Quote Originally Posted by JRR View Post
Thanks for the detailed help. I believe you are suggesting that it would be more effective to find a machine with a larger capacity than my little 2/3, keeping it for the smaller jobs. I do love tinkering though and 'fixing' the machine so it does a bit more could be a fun activity.
Trying to squeeze two dozen clowns into a Smart ForTwo might be fun, and it might be possible, but the car will not get far. Even if you can get it to drive, the first bump you hit will collapse the suspension. Similarly, you might be able to increase the capacity of your Rabit to 4x its design rating, but it was not designed for greater forces, so it won't last long.

Is the maximum surface area one square inch or one cubic inch? Slight difference...
Think about the "units" of pressure the machine is rated for... pounds per square inch. The injection pressure with a 10mm plunger is roughly 20,000 psi. On a part that has one square inch, that is 10 tons. The force keeping the mold closed is 5 tons. Not going to happen. A larger plunger has less force, so the 15mm plunger only puts out 8520 psi, which is about 4.3 tons... enough for 1 square inch, if everything is absolutely perfect. A larger plunger will have even less force.

And when I say 1 square inch, that is "projected area," or the area at your parting line. That is the amount of area where the plastic tries to press your mold halves apart. Holes in the part are subtracted from the total area, since there are no forces pushing the mold apart where there is no plastic. On the part, walls that are perpendicular to the parting line do not try to push the mold open, they try to push the side of the mold out, so they don't really count when sizing the clamping force.


As an example, one part I am looking at making is roughly 2" X 3/8" and is hollowed out, and has a small post. Weight is around 4gm (my postage meter doesn't handle small weights well). Made of Nylon. Are you suggesting that this can be done using two shots? How would one do that?
If you replace the controller, you can set it up so the plunger goes in to its max and immediately withdraws and plunges again. It must be fast, or the first shot will freeze off before the second gets there. It will not be an easy setup. You will need to use the Mold Closed sensor to detect when the plunger is withdrawn, and immediately turn around. It won't work with materials that freeze quickly. With soft sticky rubber pellets I had to use an air cylinder to pack the barrel (they were making a bridge, and would not fall)...you might have to do this so you are not waiting on gravity to fill it between shots.

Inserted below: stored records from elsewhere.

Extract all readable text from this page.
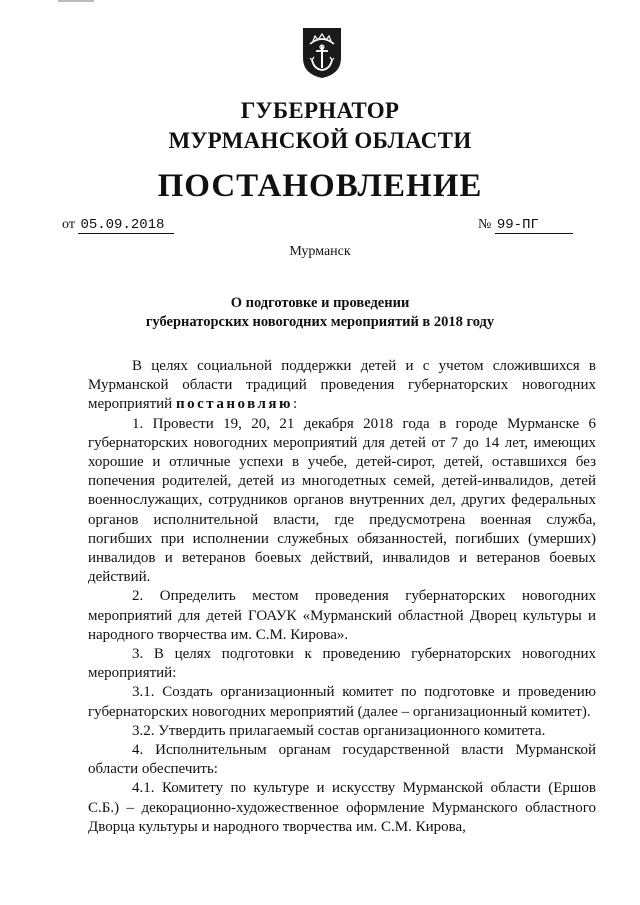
ГУБЕРНАТОР
МУРМАНСКОЙ ОБЛАСТИ
ПОСТАНОВЛЕНИЕ
от 05.09.2018	№ 99-ПГ
Мурманск
О подготовке и проведении
губернаторских новогодних мероприятий в 2018 году

В целях социальной поддержки детей и с учетом сложившихся в Мурманской области традиций проведения губернаторских новогодних мероприятий постановляю:

1. Провести 19, 20, 21 декабря 2018 года в городе Мурманске 6 губернаторских новогодних мероприятий для детей от 7 до 14 лет, имеющих хорошие и отличные успехи в учебе, детей-сирот, детей, оставшихся без попечения родителей, детей из многодетных семей, детей-инвалидов, детей военнослужащих, сотрудников органов внутренних дел, других федеральных органов исполнительной власти, где предусмотрена военная служба, погибших при исполнении служебных обязанностей, погибших (умерших) инвалидов и ветеранов боевых действий, инвалидов и ветеранов боевых действий.

2. Определить местом проведения губернаторских новогодних мероприятий для детей ГОАУК «Мурманский областной Дворец культуры и народного творчества им. С.М. Кирова».

3. В целях подготовки к проведению губернаторских новогодних мероприятий:

3.1. Создать организационный комитет по подготовке и проведению губернаторских новогодних мероприятий (далее – организационный комитет).

3.2. Утвердить прилагаемый состав организационного комитета.

4. Исполнительным органам государственной власти Мурманской области обеспечить:

4.1. Комитету по культуре и искусству Мурманской области (Ершов С.Б.) – декорационно-художественное оформление Мурманского областного Дворца культуры и народного творчества им. С.М. Кирова,
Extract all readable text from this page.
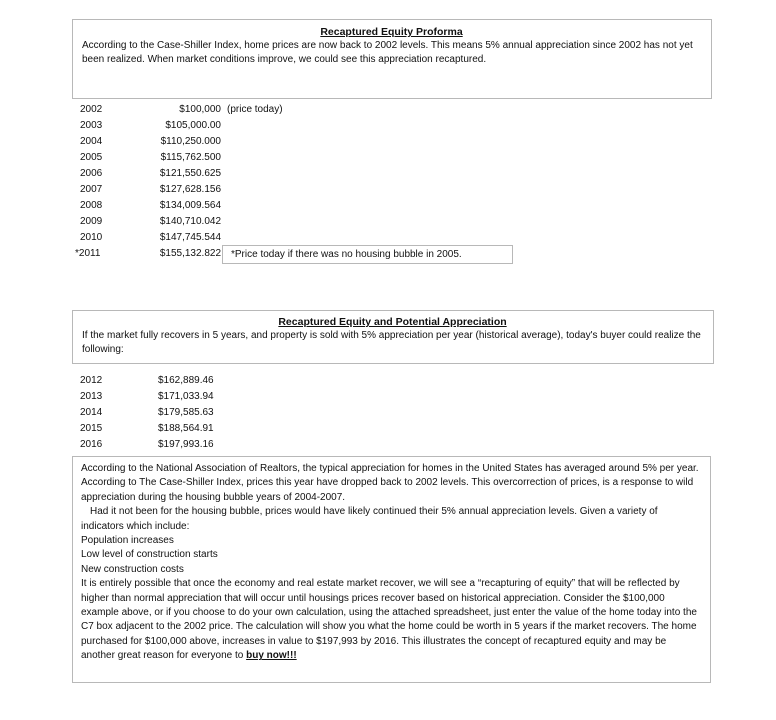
Recaptured Equity Proforma

According to the Case-Shiller Index, home prices are now back to 2002 levels. This means 5% annual appreciation since 2002 has not yet been realized. When market conditions improve, we could see this appreciation recaptured.

2002	$100,000 (price today)
2003	$105,000.00
2004	$110,250.000
2005	$115,762.500
2006	$121,550.625
2007	$127,628.156
2008	$134,009.564
2009	$140,710.042
2010	$147,745.544
*2011	$155,132.822	*Price today if there was no housing bubble in 2005.
Recaptured Equity and Potential Appreciation

If the market fully recovers in 5 years, and property is sold with 5% appreciation per year (historical average), today's buyer could realize the following:

2012	$162,889.46
2013	$171,033.94
2014	$179,585.63
2015	$188,564.91
2016	$197,993.16

According to the National Association of Realtors, the typical appreciation for homes in the United States has averaged around 5% per year. According to The Case-Shiller Index, prices this year have dropped back to 2002 levels. This overcorrection of prices, is a response to wild appreciation during the housing bubble years of 2004-2007.

Had it not been for the housing bubble, prices would have likely continued their 5% annual appreciation levels. Given a variety of indicators which include:

Population increases

Low level of construction starts

New construction costs

It is entirely possible that once the economy and real estate market recover, we will see a “recapturing of equity” that will be reflected by higher than normal appreciation that will occur until housings prices recover based on historical appreciation. Consider the $100,000 example above, or if you choose to do your own calculation, using the attached spreadsheet, just enter the value of the home today into the C7 box adjacent to the 2002 price. The calculation will show you what the home could be worth in 5 years if the market recovers. The home purchased for $100,000 above, increases in value to $197,993 by 2016. This illustrates the concept of recaptured equity and may be another great reason for everyone to buy now!!!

Just remember, this trick will not increase your clamping force. It will only fill up a deep cavity that has an acceptably sized area at the parting line.

I did try tapping the 10mm bolt once loosened but no joy. Perhaps it needs to be heated up to 200C first - that suggestion was in the manual too.

Where is the FTP archive here? I'd be interested in seeing what I may have that may be missing.
After much googling to find the pesky link, I realized I downloaded it from your link!